Au Maroc, un acteur aurait été placé en garde à vue pendant 48 heures puis poursuivi par la police marocaine après s’être déplacé dans un commissariat pour porter plainte, suite à la campagne de lynchage visant la communauté LGBTQ+ du royaume.
Selon le journaliste et écrivain marocain Hicham Tahir, tout a commencé lorsque ce jeune marocain est allé porter plainte suite aux diffamations dont il a été victime à cause des lives diffusés sur le compte Instagram de l’influenceuse transsexuelle Sofia Taloni. «Il a été placé en garde à vue 48h et se retrouve aujourd’hui accusé de non-respect de l’état d’urgence, alors qu’il avait sur lui son attestation, et atteinte à un fonctionnaire dans l'exercice de ses fonctions», rapporte le journaliste sur Twitter.
«Ce jeune est un artiste comédien, dont les œuvres parlent des droits humains et de diversité. Il parle du droit de vivre de chaque individu. La seule raison valable pour son arrestation est "son look", jugé "pas dans les normes"», dénonce-t-il. Et d’expliquer que «tout ce que le jeune homme en question demandait, c’est que justice soit faite, après avoir vu ses photos et vidéos circuler sur internet» et «après avoir lu des messages de haine le visant directement».
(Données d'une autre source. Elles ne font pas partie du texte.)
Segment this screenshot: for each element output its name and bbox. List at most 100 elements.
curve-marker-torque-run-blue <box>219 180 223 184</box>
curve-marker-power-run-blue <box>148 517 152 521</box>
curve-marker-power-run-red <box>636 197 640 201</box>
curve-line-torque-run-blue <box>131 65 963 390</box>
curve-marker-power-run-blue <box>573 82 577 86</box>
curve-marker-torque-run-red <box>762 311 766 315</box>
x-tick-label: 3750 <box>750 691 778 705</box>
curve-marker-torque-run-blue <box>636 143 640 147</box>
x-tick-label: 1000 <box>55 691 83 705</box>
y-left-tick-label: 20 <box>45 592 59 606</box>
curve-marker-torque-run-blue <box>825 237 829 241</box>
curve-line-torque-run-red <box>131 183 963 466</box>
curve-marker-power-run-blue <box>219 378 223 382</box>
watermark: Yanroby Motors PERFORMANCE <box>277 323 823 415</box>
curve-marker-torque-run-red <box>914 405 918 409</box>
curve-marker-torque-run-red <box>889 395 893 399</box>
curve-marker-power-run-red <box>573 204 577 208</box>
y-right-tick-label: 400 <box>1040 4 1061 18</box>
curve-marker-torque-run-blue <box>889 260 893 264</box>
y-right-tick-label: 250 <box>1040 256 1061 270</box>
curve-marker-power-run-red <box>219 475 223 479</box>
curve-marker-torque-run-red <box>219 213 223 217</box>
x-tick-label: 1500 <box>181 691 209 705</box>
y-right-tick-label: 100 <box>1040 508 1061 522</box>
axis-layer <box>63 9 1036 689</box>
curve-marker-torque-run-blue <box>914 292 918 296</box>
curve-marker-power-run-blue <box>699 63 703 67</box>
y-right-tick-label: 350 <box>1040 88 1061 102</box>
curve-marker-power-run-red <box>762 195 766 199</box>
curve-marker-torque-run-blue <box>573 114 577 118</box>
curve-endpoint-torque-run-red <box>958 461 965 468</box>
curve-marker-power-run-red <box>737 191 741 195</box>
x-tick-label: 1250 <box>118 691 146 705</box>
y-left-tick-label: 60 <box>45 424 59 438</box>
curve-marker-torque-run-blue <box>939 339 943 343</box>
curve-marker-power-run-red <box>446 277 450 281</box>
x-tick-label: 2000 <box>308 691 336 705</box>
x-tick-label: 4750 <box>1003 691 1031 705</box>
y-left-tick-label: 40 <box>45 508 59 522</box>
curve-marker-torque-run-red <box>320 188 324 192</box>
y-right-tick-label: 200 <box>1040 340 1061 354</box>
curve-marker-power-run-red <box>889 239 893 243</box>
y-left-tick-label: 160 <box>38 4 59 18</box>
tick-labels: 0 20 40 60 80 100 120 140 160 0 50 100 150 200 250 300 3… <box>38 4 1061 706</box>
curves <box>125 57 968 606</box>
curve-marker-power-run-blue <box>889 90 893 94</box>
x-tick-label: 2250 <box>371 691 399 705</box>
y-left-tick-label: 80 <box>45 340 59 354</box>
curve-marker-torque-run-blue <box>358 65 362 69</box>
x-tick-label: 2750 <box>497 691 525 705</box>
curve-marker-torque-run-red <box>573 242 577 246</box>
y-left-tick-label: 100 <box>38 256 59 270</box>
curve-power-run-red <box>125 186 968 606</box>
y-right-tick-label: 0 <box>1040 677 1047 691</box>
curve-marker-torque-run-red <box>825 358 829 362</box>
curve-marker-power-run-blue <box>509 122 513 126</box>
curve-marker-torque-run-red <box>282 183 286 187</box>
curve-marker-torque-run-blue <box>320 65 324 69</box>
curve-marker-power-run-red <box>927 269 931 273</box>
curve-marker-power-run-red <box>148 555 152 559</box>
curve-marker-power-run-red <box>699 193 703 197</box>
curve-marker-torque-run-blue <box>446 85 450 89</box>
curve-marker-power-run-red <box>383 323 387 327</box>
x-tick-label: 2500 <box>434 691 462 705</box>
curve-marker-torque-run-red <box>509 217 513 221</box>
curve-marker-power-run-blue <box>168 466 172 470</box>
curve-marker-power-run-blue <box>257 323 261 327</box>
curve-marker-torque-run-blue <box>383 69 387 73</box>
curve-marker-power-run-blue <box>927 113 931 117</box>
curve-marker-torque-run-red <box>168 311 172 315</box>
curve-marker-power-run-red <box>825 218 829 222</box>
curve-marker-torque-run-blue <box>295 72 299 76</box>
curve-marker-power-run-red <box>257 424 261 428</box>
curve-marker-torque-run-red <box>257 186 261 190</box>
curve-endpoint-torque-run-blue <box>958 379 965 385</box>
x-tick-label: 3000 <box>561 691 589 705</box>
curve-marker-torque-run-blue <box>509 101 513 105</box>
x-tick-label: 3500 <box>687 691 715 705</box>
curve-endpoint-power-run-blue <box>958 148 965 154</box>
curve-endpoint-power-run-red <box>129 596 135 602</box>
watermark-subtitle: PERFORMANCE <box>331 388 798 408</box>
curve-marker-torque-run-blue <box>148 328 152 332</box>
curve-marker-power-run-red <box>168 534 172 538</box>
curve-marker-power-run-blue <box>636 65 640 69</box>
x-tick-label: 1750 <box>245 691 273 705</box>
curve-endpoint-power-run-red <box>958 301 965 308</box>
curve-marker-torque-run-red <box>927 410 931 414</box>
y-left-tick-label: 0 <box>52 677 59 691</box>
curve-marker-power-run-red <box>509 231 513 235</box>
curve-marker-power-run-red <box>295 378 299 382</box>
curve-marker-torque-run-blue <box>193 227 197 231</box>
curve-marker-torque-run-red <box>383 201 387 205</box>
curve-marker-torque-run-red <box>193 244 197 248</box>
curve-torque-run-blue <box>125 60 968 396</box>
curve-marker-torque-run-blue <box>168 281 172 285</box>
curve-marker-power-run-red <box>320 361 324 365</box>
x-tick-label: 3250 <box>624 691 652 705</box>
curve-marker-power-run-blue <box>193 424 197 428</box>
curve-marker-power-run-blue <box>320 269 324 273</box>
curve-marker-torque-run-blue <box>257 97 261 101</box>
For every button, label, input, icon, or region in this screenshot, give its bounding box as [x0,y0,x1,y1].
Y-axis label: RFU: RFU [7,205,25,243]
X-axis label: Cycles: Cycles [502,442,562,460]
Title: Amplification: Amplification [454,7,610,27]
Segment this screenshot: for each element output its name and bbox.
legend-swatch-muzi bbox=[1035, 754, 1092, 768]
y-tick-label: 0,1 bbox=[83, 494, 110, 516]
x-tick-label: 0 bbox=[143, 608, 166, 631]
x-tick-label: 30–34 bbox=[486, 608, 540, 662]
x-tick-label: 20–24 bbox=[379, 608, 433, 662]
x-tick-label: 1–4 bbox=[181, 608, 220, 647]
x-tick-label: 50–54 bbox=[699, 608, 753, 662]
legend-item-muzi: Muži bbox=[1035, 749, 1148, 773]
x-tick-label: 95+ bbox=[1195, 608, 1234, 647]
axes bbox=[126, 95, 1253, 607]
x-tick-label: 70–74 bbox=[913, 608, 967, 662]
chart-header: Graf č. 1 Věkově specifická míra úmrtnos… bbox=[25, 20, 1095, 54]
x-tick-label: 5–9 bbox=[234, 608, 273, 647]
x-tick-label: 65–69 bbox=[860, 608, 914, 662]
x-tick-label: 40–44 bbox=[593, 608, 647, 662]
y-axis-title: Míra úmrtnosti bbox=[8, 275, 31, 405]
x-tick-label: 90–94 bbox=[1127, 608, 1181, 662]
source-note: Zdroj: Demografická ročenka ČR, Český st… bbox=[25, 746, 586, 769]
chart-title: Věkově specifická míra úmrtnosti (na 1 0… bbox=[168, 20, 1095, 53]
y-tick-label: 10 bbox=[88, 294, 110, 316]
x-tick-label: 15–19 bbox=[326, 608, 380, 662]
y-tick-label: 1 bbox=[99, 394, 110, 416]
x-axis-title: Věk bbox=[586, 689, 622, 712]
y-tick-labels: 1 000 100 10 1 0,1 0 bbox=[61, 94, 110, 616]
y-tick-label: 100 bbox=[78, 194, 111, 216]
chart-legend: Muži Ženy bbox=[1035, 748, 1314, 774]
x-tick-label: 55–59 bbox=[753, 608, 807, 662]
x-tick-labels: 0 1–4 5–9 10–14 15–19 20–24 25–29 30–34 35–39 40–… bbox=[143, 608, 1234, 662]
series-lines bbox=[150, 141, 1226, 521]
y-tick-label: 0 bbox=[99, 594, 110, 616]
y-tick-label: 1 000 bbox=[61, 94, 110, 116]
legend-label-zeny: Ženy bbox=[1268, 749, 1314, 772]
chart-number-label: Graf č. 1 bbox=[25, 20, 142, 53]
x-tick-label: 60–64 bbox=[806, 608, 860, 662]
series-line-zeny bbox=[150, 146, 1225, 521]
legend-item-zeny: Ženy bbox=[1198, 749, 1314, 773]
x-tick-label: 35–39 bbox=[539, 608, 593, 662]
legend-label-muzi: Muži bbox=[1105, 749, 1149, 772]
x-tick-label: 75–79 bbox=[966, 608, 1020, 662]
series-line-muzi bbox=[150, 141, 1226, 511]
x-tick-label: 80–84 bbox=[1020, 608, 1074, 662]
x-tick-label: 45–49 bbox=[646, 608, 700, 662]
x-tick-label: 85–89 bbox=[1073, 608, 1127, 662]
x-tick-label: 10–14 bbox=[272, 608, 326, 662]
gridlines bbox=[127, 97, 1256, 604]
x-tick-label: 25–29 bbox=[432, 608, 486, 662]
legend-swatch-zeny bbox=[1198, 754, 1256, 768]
Hicham Tahir précise que «dans la vidéo dans laquelle il apparaissait, Sofia Taloni encourageait les jeunes de sa ville à le violer».
Un jeune a été porter plainte contre la diffamation dont il est victime, suite à l'affaire Sofia Taloni. Il a été placé en garde à vue 48h et risque la prison maintenant. Son procès aura lieu le 12 mai.#LGBTQuarantine #SofiaTaloni #Homophobie #Maroc 1/4 pic.twitter.com/zJcbC8zOpY
— Hicham Tahir (@HichamTahir) May 7, 2020
Harcelé et lynché «sur ordres de Sofia Taloni»
L’un des premiers à réagir à cette poursuite judiciaire, l’écrivain marocain Abdellah Taïa a dénoncé le fait que «la vague d'outing massif des LGBTQ+ au Maroc continue». «C'est le jeune acteur Abdelatif N. qui en fait les frais à présent. La terrifiante transgenre Sofia Taloni (à l'origine de cette tragédie) a poussé les internautes à le harceler, à le lyncher. Ils ont suivi parfaitement ses ordres», explique-t-il sur sa page Facebook. Et de préciser que la plainte a été déposée auprès d’un commissariat de police de Sidi Kacem, ville dont l’acteur est originaire.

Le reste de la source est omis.